Bourdain’s love of Quebec and Montreal’s cuisine was well established. He recorded three of his shows — “No Reservations” (April 2006), ”The Layover” (December 2011), and ”Parts Unknown” (May 2013) in the province.

Joe Beef’s McMillan declined an interview request Friday, but the Facebook account for the restaurant and his own personal Twitter account carried a black square to mark Bourdain’s passing.

Morin also tweeted cryptically about Bourdain without naming him Friday, describing him as loyal and kind, posting an image of an ice fishing cabin where they ate a sumptuous lunch during one episode.

In the Newfoundland episode broadcast last month, Jeremy Charles, head chef behind Raymonds in downtown St. John’s, served Bourdain menu items and showed off the province’s splendours.

Local foodies went wild when they heard that Bourdain — described by the Smithsonian as “the original rock star” of the culinary world — was touring the province.

“You know the … commercials about the most interesting man in the world? Bourdain is him in real life,” said one fan on Twitter.

Toronto celebrity chef Mark McEwan said Bourdain was well-known for his edgy, swaggering style.

“I’ve never seen anyone drink more tequila on air, or smoke as many joints on air,” said McEwan, who had his own show on Food Network Canada called “The Heat.”

However, McEwan stressed that Bourdain never lost sight of his belief that simple, regional dishes make for the most satisfying meals.

Bourdain’s journey across Newfoundland highlighted that approach, said McEwan, also head judge on “Top Chef Canada.”

“He loved the tactile nature of it, and that they were real people of substance and character — and they live their lives more to the simple side than the glam side,” said McEwan.

“He really enjoyed that aspect of it.”

However, Bourdain’s foray to the East Coast was not without controversy, something Bourdain was used to as the culinary world’s ”Elvis of bad boy chefs.”

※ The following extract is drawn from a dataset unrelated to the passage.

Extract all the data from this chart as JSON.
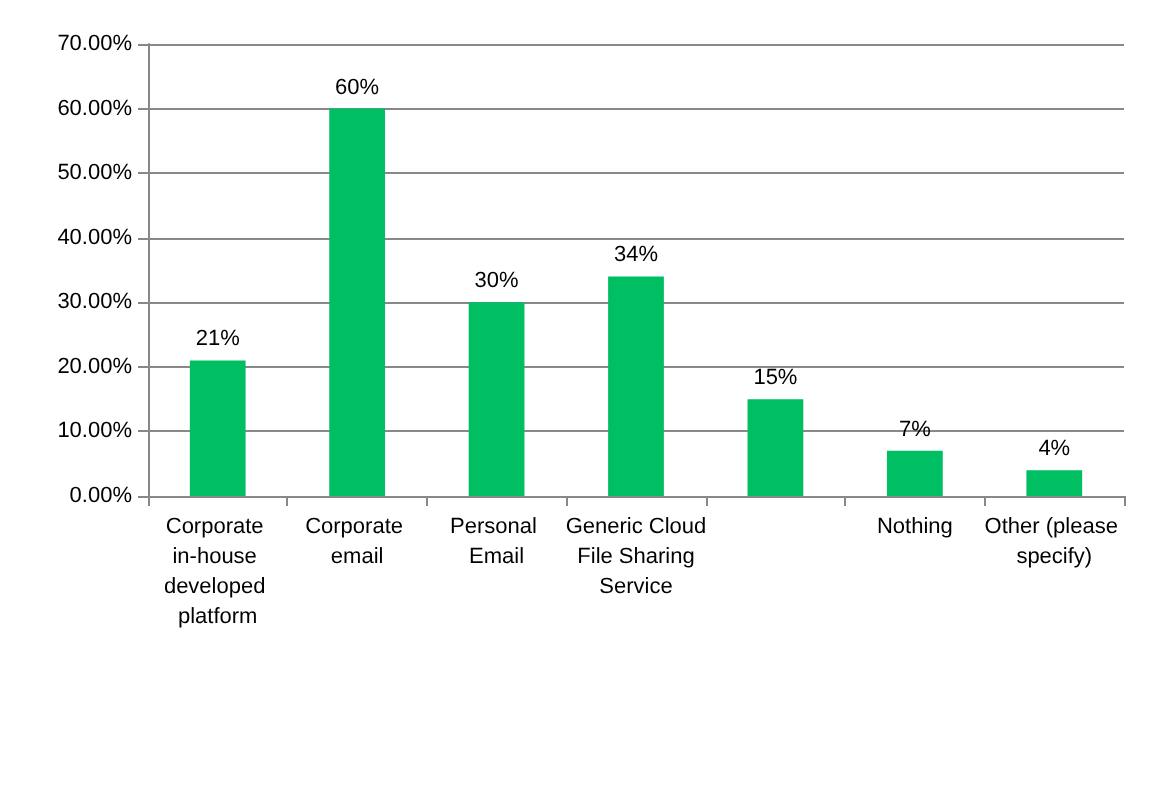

When a Twitter user asked why two Montreal chefs were with him on a trip to Newfoundland, Bourdain wasn’t impressed. He fired back, saying it was the two chefs’ “relentless advocacy for Newfoundland” that encouraged him to visit the province.

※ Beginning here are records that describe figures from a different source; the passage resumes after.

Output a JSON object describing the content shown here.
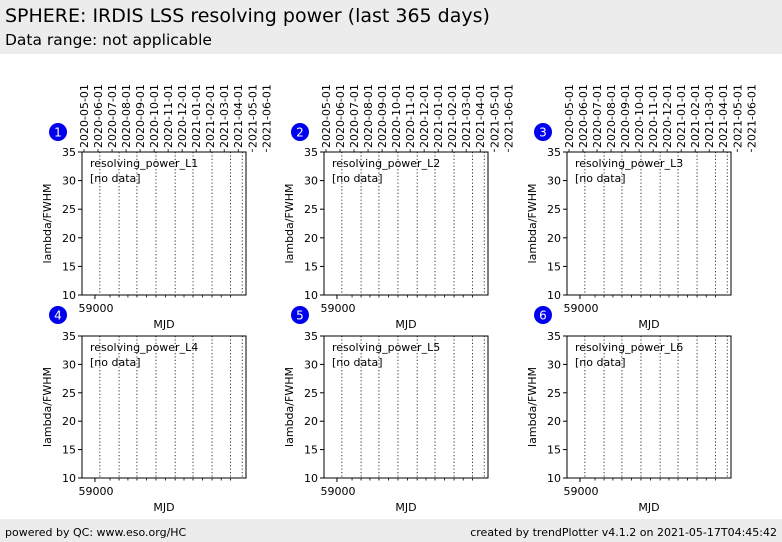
{
  "header": {
    "title": "SPHERE: IRDIS LSS resolving power (last 365 days)",
    "subtitle": "Data range: not applicable"
  },
  "footer": {
    "left": "powered by QC: www.eso.org/HC",
    "right": "created by trendPlotter v4.1.2 on 2021-05-17T04:45:42"
  },
  "colors": {
    "badge": "#0000ee",
    "badge_text": "#ffffff",
    "header_bg": "#ececec",
    "axis": "#000000"
  },
  "chart_data": [
    {
      "type": "scatter",
      "badge": "1",
      "legend_label": "resolving_power_L1",
      "note": "[no data]",
      "xlabel": "MJD",
      "ylabel": "lambda/FWHM",
      "ylim": [
        10,
        35
      ],
      "yticks": [
        "10",
        "15",
        "20",
        "25",
        "30",
        "35"
      ],
      "xtick_label": "59000",
      "date_ticks": [
        "2020-05-01",
        "2020-06-01",
        "2020-07-01",
        "2020-08-01",
        "2020-09-01",
        "2020-10-01",
        "2020-11-01",
        "2020-12-01",
        "2021-01-01",
        "2021-02-01",
        "2021-03-01",
        "2021-04-01",
        "2021-05-01",
        "2021-06-01"
      ],
      "values": []
    },
    {
      "type": "scatter",
      "badge": "2",
      "legend_label": "resolving_power_L2",
      "note": "[no data]",
      "xlabel": "MJD",
      "ylabel": "lambda/FWHM",
      "ylim": [
        10,
        35
      ],
      "yticks": [
        "10",
        "15",
        "20",
        "25",
        "30",
        "35"
      ],
      "xtick_label": "59000",
      "date_ticks": [
        "2020-05-01",
        "2020-06-01",
        "2020-07-01",
        "2020-08-01",
        "2020-09-01",
        "2020-10-01",
        "2020-11-01",
        "2020-12-01",
        "2021-01-01",
        "2021-02-01",
        "2021-03-01",
        "2021-04-01",
        "2021-05-01",
        "2021-06-01"
      ],
      "values": []
    },
    {
      "type": "scatter",
      "badge": "3",
      "legend_label": "resolving_power_L3",
      "note": "[no data]",
      "xlabel": "MJD",
      "ylabel": "lambda/FWHM",
      "ylim": [
        10,
        35
      ],
      "yticks": [
        "10",
        "15",
        "20",
        "25",
        "30",
        "35"
      ],
      "xtick_label": "59000",
      "date_ticks": [
        "2020-05-01",
        "2020-06-01",
        "2020-07-01",
        "2020-08-01",
        "2020-09-01",
        "2020-10-01",
        "2020-11-01",
        "2020-12-01",
        "2021-01-01",
        "2021-02-01",
        "2021-03-01",
        "2021-04-01",
        "2021-05-01",
        "2021-06-01"
      ],
      "values": []
    },
    {
      "type": "scatter",
      "badge": "4",
      "legend_label": "resolving_power_L4",
      "note": "[no data]",
      "xlabel": "MJD",
      "ylabel": "lambda/FWHM",
      "ylim": [
        10,
        35
      ],
      "yticks": [
        "10",
        "15",
        "20",
        "25",
        "30",
        "35"
      ],
      "xtick_label": "59000",
      "date_ticks": [],
      "values": []
    },
    {
      "type": "scatter",
      "badge": "5",
      "legend_label": "resolving_power_L5",
      "note": "[no data]",
      "xlabel": "MJD",
      "ylabel": "lambda/FWHM",
      "ylim": [
        10,
        35
      ],
      "yticks": [
        "10",
        "15",
        "20",
        "25",
        "30",
        "35"
      ],
      "xtick_label": "59000",
      "date_ticks": [],
      "values": []
    },
    {
      "type": "scatter",
      "badge": "6",
      "legend_label": "resolving_power_L6",
      "note": "[no data]",
      "xlabel": "MJD",
      "ylabel": "lambda/FWHM",
      "ylim": [
        10,
        35
      ],
      "yticks": [
        "10",
        "15",
        "20",
        "25",
        "30",
        "35"
      ],
      "xtick_label": "59000",
      "date_ticks": [],
      "values": []
    }
  ]
}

“Why were two ‘Frenchies’ on the last (episode) of Parts Unknown Newfoundland? Because they were solely responsible for enticing me there,” he said on Twitter.

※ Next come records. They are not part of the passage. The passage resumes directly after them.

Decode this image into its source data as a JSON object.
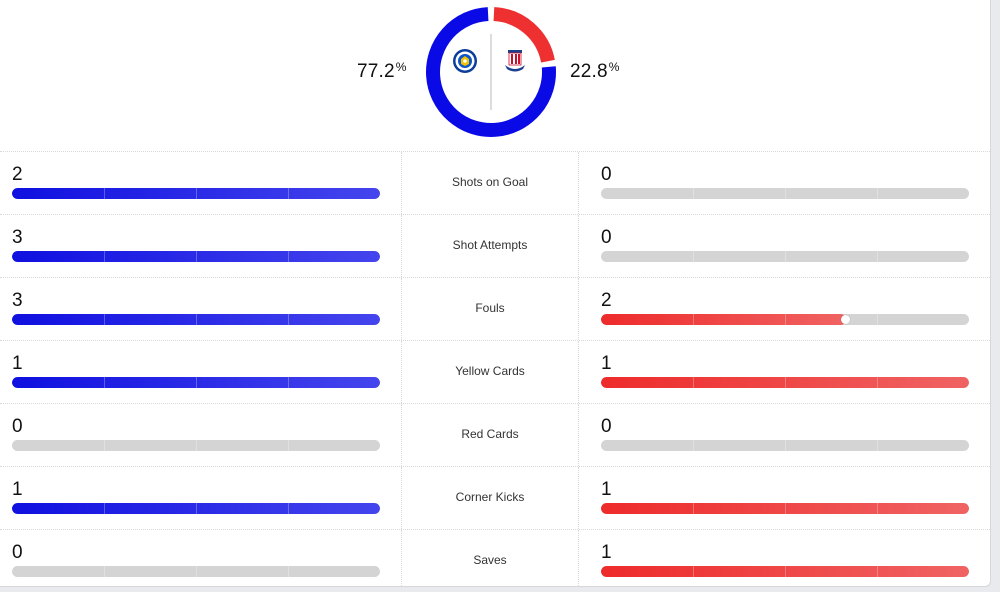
{
  "colors": {
    "home": "#0a0ae6",
    "away": "#ee3030",
    "empty": "#d4d4d4"
  },
  "possession": {
    "home_value": "77.2",
    "away_value": "22.8",
    "unit": "%",
    "home_fraction": 0.772,
    "away_fraction": 0.228,
    "home_logo": "leicester-crest-icon",
    "away_logo": "stoke-crest-icon"
  },
  "stats": [
    {
      "label": "Shots on Goal",
      "home": "2",
      "away": "0",
      "home_fill": 1.0,
      "away_fill": 0.0
    },
    {
      "label": "Shot Attempts",
      "home": "3",
      "away": "0",
      "home_fill": 1.0,
      "away_fill": 0.0
    },
    {
      "label": "Fouls",
      "home": "3",
      "away": "2",
      "home_fill": 1.0,
      "away_fill": 0.667
    },
    {
      "label": "Yellow Cards",
      "home": "1",
      "away": "1",
      "home_fill": 1.0,
      "away_fill": 1.0
    },
    {
      "label": "Red Cards",
      "home": "0",
      "away": "0",
      "home_fill": 0.0,
      "away_fill": 0.0
    },
    {
      "label": "Corner Kicks",
      "home": "1",
      "away": "1",
      "home_fill": 1.0,
      "away_fill": 1.0
    },
    {
      "label": "Saves",
      "home": "0",
      "away": "1",
      "home_fill": 0.0,
      "away_fill": 1.0
    }
  ]
}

Those behind the production of Bourdain’s show also took online heat for using the term “Newfie” in a tweet promoting the episode. The show acknowledged the criticism on Twitter and offered an apology.

In November 2014, Bourdain travelled to Wolfville, N.S., where he helped kick off the annual Devour! food and film festival. At the opening gala, he sampled offerings from a dozen chefs, and then proclaimed his fascination with the Halifax donair — a sweet and savoury meat-lovers treat that has since been declared the city’s official food.

“I look for unique foods, unique to the region,” he said in an interview with the Halifax Chronicle Herald. “It is your most famous, it’s the signature dish — like the New York dirty-water hotdog.”

Lia Rinaldo, managing director of the festival, said Bourdain made a special trip to attend the event, which celebrates cinema, food and wine culture.

“I was always amazed at how he could take and intensive political situation and translate it through food,” she said, citing a program he produced in Iran.

“Street food was one of those things that he always embraced … He was always looking for the core of whatever culture he was in. I’ll miss that part of it.”

In 2013, when Bourdain accepted a Peabody Award for his TV work, he said his storytelling was based on asking simple questions.

“What makes you happy? What do you eat? What do you like to cook? And everywhere in the world we go and ask these very simple questions, we tend to get some really astonishing answers.”